ICE’s Plan to Let Cops Around the Country Scan Faces to Verify Immigration Status

For creators, artists, and anyone else who values their privacy, the landscape is darkening. Immigration and Customs Enforcement (ICE) is preparing to…

By AI Maestro June 5, 2026 3 min read
ICE’s Plan to Let Cops Around the Country Scan Faces to Verify Immigration Status

For creators, artists, and anyone else who values their privacy, the landscape is darkening. Immigration and Customs Enforcement (ICE) is preparing to hand over a powerful facial recognition tool to local police across the nation. According to an internal Department of Homeland Security (DHS) document obtained by 404 Media, this app will query a massive repository of hundreds of millions of images to instantly verify a person’s immigration status.

A dangerous escalation in surveillance

This move represents a significant step up in the technology deployed to execute the Trump administration’s mass deportation agenda. ICE and Customs and Border Protection (CBP) are already using Mobile Fortify on U.S. streets. Officers point their phone cameras at individuals, and the system returns biographical data and flags whether an order of removal exists.

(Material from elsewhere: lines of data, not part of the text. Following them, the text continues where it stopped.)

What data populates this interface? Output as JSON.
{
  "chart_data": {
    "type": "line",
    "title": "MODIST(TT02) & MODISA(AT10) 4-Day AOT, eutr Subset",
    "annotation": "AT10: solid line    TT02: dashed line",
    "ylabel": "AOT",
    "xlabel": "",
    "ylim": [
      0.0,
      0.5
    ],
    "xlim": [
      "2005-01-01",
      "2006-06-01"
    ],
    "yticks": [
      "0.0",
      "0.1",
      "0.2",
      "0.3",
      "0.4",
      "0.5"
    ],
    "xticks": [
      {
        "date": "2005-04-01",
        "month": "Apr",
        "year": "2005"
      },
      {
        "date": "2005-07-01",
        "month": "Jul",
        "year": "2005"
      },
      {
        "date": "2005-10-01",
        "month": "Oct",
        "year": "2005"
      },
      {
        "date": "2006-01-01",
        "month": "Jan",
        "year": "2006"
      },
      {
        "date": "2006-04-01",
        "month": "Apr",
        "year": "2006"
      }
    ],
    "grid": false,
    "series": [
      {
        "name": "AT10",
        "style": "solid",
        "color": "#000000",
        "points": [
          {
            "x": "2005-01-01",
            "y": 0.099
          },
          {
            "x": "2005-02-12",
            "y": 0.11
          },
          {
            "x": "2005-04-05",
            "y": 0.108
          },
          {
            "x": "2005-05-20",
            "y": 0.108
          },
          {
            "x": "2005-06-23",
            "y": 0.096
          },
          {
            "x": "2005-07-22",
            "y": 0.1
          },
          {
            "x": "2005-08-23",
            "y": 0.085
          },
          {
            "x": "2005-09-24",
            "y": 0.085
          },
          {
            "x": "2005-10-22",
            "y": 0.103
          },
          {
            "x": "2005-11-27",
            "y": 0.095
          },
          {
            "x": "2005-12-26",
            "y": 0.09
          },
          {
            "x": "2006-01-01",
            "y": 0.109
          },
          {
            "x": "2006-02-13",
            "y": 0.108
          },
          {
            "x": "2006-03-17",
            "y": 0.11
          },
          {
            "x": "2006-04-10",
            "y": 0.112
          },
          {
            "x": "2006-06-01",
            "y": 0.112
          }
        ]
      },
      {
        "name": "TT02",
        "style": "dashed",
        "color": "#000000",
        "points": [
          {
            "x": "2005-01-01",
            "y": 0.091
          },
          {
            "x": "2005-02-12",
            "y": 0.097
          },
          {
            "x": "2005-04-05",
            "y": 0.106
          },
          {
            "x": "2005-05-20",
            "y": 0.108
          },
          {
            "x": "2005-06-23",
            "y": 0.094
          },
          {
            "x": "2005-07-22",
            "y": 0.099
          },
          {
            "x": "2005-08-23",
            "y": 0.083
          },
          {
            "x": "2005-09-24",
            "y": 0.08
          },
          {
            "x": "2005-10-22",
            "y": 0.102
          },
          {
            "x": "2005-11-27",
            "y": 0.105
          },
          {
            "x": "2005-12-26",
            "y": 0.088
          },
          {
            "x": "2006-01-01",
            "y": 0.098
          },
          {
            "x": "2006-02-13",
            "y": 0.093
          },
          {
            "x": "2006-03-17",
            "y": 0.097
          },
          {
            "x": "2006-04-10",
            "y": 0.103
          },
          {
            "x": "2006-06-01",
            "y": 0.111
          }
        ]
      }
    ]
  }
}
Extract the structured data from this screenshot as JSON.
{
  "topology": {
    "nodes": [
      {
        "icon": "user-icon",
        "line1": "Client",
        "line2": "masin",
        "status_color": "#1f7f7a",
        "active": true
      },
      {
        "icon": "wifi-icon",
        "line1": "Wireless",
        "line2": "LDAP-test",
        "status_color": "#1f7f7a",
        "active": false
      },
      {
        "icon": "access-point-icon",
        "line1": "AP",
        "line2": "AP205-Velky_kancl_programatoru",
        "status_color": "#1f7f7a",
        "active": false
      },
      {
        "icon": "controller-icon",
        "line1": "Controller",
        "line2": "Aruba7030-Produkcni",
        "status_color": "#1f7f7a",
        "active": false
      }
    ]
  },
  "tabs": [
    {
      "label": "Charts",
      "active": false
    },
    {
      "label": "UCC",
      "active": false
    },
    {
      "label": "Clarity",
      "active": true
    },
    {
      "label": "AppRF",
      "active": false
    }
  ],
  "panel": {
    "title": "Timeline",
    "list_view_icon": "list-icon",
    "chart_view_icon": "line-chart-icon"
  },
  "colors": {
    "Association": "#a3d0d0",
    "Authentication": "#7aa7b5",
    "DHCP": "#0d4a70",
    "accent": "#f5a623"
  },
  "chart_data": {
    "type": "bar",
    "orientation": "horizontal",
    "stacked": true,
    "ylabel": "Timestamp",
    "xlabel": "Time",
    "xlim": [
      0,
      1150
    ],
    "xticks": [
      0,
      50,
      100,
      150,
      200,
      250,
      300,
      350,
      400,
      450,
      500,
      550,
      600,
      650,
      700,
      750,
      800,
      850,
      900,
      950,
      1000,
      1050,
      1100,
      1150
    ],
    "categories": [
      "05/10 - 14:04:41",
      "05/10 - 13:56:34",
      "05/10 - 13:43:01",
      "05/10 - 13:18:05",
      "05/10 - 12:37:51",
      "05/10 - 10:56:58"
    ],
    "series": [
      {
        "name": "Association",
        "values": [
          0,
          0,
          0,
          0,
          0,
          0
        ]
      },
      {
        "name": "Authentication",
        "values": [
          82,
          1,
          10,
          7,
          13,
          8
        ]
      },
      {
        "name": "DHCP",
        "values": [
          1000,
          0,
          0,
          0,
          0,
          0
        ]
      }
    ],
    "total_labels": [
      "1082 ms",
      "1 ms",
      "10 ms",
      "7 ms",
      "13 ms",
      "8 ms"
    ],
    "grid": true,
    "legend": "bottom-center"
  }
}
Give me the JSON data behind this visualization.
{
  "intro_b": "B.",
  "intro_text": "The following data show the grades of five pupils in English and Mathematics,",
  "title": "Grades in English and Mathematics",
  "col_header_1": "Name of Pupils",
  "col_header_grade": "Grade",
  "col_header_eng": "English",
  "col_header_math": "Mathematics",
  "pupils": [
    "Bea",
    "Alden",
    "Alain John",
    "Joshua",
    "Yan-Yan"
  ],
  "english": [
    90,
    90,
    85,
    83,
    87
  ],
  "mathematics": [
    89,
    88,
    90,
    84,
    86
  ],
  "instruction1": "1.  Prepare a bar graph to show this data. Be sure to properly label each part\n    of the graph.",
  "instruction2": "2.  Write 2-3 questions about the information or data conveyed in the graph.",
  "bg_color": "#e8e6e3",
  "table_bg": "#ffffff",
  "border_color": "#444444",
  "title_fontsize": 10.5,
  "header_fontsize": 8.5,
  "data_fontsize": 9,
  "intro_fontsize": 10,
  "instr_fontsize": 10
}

That tool has already been shown to make errors and has been used against American citizens.

With this new application, that capability shifts from federal agents to local officers who are effectively acting as extensions of ICE.

“This embarrassingly cursory document utterly fails to acknowledge the harms that will flow from putting a flawed face recognition app in the hands of many thousands of local police.”

Nate Wessler, deputy director with the American Civil Liberties Union (ACLU) Speech, Privacy, and Technology Project, told 404 Media that sending untrained police out to indiscriminately scan faces with a system known for false matches is a recipe for disaster. He added that saving this data for 15 years and forcing officers to make immigration decisions undermines community safety efforts.

The document outlines the specific workflow. The app, named the “ICE Task Force Module App (TFM App),” is designed for members of the 287(g) program. When an officer scans a face, the system runs it against a database of over 250 million DHS and State Department records. It then instructs the officer either not to detain the individual or provides a reference code to investigate further.

A screenshot of the document describing the ICE Task Force Module App.
A screenshot of the document. Image: 404 Media.

404 Media previously reported on Mobile Identify, which appears to be the same software under a different name. It was removed from the Google Play Store and has not returned, though the new document suggests availability via the Apple App Store.

While the launch date listed in the document is September 24, 2025, it is unclear if or when this rollout will actually happen. DHS did not respond to requests for comment.

Turning police into immigration agents

The app is explicitly designed for the 287(g) initiative, which grants local and state police certain immigration enforcement powers. Cooper Quintin, a security researcher with the Electronic Frontier Foundation (EFF), argued that this essentially turns police officers into ICE agents, subjecting even more Americans to omnipresent surveillance and unjust detainment.

The document acknowledges that the app may be used on U.S. citizens. It notes that officers do not know an individual’s citizenship upon first encounter and must use the TFM mobile application to verify identity and confirm a match with the Traveler Verification Service (TVS). TVS is a CBP system usually reserved for verifying people entering at ports of entry, but ICE is now turning it inward onto American streets.

A screenshot of the document detailing the app's functionality.
A screenshot of the document. Image: 404 Media.

At the time of writing, 1,220 agencies in 32 states and two U.S. territories participate in the 287(g) program. These are the agencies potentially receiving access to the app. Matthew Elliston, an assistant director at ICE, noted that Mobile Fortify has been used over 200,000 times. Reports also suggest ICE plans to develop its own smart glasses to supplement the facial recognition technology.

Key takeaways

  • ICE plans to distribute a facial recognition app, the TFM App, to over a thousand local law enforcement agencies to verify immigration status.
  • The app queries a database of more than 250 million records and is intended for officers participating in the 287(g) program, effectively deputising them for immigration enforcement.
  • Activists and civil liberties groups warn that the technology is flawed, prone to error, and poses a severe threat to community trust and civil liberties.